SEE: What is Kubernetes? (free PDF) (TechRepublic)

While Microsoft Windows has been available to run in a Docker container for years, getting it into Kubernetes is a different story.

Fitting Windows into a container

Microsoft’s Azure infrastructure has supported Docker, the default container format, since 2014. That meant running Linux in the Azure cloud, not actually running a windows container. It wasn’t until last year that Microsoft offered Windows containers under Azure, and that was a “technology preview,” meaning in beta.

This is no huge surprise. Weighing in at 3.4 Million files, Windows claims to be the largest git repository in the world. The codebase for Windows is, at the newest, 20 years old, as WindowsXP was a rewrite project. However, the software still provides backward compatibility to MS-DOS, released in 1981. For example, if you enter the command bar and type in cmd , you will see the white-on-black MS DOS command prompt.

Where Docker makes it possible to run a container on a machine, it is Kubernetes that is emerging as the standard “cloud” to run multiple containers. The details of Kubernetes are simple enough, in theory. Start up a server, attached CPU, memory, and disk, and let Kubernetes manage it. In the public cloud, provisioning hardware is even easier. Simply ask for the virtual hardware you need, pointing to the container to run.

But can you run Windows under Kubernetes? As usual, the answer is, it depends.

Kubernetes for Windows

On April 1, 2019, the Kubernetes authors announced support for running Windows containers. To be specific, now when you run Kubernetes, you can attach it to Windows machines, which can then become “nodes,” making some of their memory, disk, and CPU available to run lightweight, virtual versions of Windows. The magic of Kubernetes is that you never really need to know where virtual hardware is.

The bad news is, your worker nodes in Kubernetes need to be running Windows Server 2019. The containers running in Kubernetes need to be running Windows Server 2019. You can run Kubernetes itself on Linux or Windows, but still–Server 2019.

SEE: Kubernetes security guide (free PDF) (TechRepublic)

Another piece of good news that comes from this must-match-operating-system model is a legal one. Because the child operating system is the same as the parent, you already have the license. Microsoft does not require a second license for the virtual machines.
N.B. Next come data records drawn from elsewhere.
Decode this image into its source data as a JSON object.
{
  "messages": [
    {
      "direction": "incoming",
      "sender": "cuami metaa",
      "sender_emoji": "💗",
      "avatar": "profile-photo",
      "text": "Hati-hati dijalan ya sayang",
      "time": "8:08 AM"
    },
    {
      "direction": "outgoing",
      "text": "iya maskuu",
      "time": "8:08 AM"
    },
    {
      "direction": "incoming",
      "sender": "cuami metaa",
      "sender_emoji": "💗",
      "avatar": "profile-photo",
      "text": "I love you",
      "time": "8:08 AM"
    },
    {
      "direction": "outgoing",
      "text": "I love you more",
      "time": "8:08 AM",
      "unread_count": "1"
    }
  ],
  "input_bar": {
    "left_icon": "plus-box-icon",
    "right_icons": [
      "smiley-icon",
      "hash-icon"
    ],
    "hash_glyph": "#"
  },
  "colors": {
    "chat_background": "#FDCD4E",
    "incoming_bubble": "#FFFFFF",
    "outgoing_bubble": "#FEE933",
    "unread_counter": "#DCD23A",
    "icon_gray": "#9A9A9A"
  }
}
If you ever worried about calling a toll-free number to pay by credit card to try to get a series of 25-characters, separated by dashes to get your cloud to work, you don’t have to today. The very way the licensing is constructed makes that a non-issue.

As I mentioned earlier, it is possible to attach Windows Server 2019 machines to a Kubernetes cluster. Of course Microsoft has an easy front end to create, manage, monitor, and audit clusters in Azure. Amazon’s Electric Kubernetes Services has a developer preview for Windows as well; IBM also has Windows in preview. While Amazon could not have comments prepared in time for this article, Christophe Rosen, IBM program director for Kubernetes and Openshift, did give a very simple response: The IBM Kubernetes Cloud does not support Windows Containers at this time. The company does not see a market demand, and without it, does not have plans to add that support.

A better solution for now

Containers may be shiny and fun, but to have any business value, they need to do something. The practical place for Windows Containers today is to run legacy .NET applications. If you have Windows 10, in any edition, and have some version of Visual Studio, you can create and run a Windows container locally. Once you’ve done that, you can run that container in Azure Service Fabric right now, without having to spin up a Kubernetes cluster.

If you are a betting person, right now, the smart money for Windows containers is on Azure Service Fabric.

And make no mistake. If you are writing or deploying software, you are a betting person.